The two groups are calling for manufacturers to reduce sugar, in line with the Government’s plans to cut sugar in common products by 20% by 2020.
On average, muffins bought on-the-go at railway station food outlets had 19% more sugar per portion and were 32% bigger than those bought in supermarkets. While, 61% (17 out of 28) of all the muffins included in the survey contained six teaspoons of sugar or more, which is the upper daily limit for a child aged 7-10 years.
There is also a lack of nutrition labelling on products sold at popular outlets in train stations and in supermarket bakeries, meaning consumers are in the dark about exactly what they’re eating.
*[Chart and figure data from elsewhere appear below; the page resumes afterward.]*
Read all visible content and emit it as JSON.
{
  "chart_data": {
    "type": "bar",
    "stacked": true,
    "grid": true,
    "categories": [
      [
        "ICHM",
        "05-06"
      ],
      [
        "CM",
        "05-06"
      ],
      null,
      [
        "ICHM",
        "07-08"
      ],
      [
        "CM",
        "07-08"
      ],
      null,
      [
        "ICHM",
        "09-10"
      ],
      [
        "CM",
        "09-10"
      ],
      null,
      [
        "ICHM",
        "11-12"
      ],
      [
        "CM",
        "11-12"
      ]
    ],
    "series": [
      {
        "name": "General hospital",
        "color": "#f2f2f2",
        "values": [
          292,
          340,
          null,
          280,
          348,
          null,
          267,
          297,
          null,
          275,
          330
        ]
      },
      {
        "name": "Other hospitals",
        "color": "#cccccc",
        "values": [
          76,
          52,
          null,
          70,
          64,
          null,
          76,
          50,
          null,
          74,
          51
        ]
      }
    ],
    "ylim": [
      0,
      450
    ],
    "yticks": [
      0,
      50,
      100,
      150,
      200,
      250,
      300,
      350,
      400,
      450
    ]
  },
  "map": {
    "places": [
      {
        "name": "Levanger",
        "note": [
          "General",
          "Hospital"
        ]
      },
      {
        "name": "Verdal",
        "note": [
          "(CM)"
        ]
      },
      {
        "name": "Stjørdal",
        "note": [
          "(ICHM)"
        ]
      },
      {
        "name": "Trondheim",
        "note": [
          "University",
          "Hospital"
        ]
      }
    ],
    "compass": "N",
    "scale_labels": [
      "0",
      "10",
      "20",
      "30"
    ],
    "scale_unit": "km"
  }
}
Responding to the analysis, Professor Russell Viner, President of the Royal College of Paediatrics and Child Health (RCPCH), said:
“This piece of analysis is a good example of just how confusing it can be for families to make the healthy food choice. A blueberry muffin can seem like a healthier alternative but with such a variation in sugar content, people can use up their entire day’s sugar allowance within hours of leaving the house. Families must be given the information to make informed choices and clear front of pack labelling is a very quick and easy way to achieve that. This is something all manufacturers should be providing. In the longer term, manufacturers must reduce the sugar content in their products so parents and their children don’t sleep walk into making seemingly healthy choices which later result in unexpected consequences – weight gain, tooth decay and a catalogue of other obesity related issues.”